Laut Innenministerium sind bisher rund 308.000 Menschen aus der Ukraine nach Österreich geflüchtet. Die meisten von ihnen Frauen und Kinder. Sie waren oft tagelang auf der Flucht, sind traumatisiert. Erst langsam kommt die Gewissheit: Ihr früheres Leben in der Ukraine ist vorbei, sie müssen sich hier ein neues aufbauen. Es fehlt den meisten an Geld, an Freunden, statt im Berufsleben zu stehen, sind sie nun abhängig von Unterstützung. Sie fangen mit ihren Kindern noch einmal bei null an.

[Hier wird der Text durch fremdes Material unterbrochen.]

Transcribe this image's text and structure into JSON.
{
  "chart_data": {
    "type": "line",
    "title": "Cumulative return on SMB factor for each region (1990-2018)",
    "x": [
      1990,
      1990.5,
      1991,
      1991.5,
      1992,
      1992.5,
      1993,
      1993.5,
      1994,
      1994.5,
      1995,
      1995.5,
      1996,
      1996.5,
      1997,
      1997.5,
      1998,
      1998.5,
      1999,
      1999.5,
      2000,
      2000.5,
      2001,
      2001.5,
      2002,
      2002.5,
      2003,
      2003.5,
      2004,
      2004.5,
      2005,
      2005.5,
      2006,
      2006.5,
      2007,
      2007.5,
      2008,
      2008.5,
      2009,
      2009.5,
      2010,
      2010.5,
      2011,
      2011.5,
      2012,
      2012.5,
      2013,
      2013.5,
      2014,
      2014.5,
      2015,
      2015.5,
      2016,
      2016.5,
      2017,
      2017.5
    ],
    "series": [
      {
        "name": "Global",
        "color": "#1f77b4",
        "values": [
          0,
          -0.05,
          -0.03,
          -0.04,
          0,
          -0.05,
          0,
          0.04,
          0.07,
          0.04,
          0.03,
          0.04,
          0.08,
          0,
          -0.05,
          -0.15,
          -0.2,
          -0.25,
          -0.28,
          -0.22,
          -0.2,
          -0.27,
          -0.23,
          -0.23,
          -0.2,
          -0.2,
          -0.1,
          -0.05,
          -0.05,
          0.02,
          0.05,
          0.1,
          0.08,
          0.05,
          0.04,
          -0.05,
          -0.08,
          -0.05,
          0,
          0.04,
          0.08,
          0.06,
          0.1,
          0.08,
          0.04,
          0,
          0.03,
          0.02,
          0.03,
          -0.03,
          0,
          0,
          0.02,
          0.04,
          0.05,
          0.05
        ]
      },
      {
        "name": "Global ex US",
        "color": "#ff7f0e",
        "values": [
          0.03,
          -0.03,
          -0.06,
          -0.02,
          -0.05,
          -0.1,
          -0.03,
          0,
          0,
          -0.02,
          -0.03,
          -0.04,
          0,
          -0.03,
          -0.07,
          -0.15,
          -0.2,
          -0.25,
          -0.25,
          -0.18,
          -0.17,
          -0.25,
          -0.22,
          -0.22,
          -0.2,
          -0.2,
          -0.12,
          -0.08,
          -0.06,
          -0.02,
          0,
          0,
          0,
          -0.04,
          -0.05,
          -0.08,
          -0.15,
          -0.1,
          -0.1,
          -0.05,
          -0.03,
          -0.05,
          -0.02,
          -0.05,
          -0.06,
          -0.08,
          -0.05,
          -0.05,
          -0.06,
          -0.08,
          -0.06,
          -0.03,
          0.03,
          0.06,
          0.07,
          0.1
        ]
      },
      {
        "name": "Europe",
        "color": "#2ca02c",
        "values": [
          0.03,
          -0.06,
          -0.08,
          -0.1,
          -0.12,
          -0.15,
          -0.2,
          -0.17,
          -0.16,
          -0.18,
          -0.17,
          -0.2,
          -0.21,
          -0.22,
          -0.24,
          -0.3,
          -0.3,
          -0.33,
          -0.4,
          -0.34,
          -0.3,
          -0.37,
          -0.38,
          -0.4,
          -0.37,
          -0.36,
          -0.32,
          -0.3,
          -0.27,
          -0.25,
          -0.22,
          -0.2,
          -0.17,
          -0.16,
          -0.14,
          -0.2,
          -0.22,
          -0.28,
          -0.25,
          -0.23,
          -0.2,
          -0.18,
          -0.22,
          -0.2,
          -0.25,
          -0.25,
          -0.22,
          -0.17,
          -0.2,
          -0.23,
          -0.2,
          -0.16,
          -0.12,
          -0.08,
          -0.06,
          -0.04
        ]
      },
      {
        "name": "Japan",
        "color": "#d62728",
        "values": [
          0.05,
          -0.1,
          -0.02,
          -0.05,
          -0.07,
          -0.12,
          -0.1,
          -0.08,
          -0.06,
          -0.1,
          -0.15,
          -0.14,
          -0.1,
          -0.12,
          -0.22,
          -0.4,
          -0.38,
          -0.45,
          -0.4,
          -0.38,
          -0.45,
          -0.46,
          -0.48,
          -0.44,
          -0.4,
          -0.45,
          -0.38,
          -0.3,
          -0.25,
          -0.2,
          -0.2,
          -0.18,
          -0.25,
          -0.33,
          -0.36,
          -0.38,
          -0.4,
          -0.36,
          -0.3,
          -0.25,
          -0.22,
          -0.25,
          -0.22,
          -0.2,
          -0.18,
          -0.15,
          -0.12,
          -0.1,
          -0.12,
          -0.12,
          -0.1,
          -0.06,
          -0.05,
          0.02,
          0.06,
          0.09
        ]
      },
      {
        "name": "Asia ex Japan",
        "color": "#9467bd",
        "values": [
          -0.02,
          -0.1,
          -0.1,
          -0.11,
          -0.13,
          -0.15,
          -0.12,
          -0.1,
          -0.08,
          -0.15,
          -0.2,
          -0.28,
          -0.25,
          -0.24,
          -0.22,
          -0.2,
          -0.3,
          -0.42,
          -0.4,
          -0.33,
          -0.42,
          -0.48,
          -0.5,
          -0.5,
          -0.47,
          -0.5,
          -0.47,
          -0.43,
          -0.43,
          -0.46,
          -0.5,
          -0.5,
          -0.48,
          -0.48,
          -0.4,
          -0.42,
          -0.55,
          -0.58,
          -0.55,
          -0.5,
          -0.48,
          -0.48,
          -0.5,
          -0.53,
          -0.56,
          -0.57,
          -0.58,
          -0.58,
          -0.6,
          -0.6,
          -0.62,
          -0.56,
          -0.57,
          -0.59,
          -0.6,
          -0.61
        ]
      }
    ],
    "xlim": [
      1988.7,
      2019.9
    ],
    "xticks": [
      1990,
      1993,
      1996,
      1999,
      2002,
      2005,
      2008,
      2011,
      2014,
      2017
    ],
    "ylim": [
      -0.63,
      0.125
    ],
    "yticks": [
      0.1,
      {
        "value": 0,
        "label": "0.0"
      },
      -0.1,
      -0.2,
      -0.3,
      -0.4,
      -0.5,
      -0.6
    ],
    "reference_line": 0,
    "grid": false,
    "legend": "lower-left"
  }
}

Wir haben mit vier Müttern gesprochen, die sich bemühen, ihre Ängste zu verdrängen, um für ihre Kinder weiterhin Sicherheit und Stärke zu vermitteln. Wie baut man sich in Österreich ein Leben auf, obwohl man wieder zurück in die eigene Heimat möchte?

"Diese Frauen brauchen nicht nur Hilfe bei diversen bürokratischen Abwicklungen oder bei der Unterkunftssuche", sagt Natalia Gricovkanics, Gründerin von Domivka, einer Hilfsorganisation für alleinreisende und alleinerziehende ukrainische Mütter in Wien, "sie brauchen ein Netzwerk, andere Mütter gegen die Einsamkeit und für hilfreiche Tipps." Sie kommt ebenfalls aus der Ukraine und vermittelt seit Kriegsbeginn private Unterkünfte für Mütter und Kinder.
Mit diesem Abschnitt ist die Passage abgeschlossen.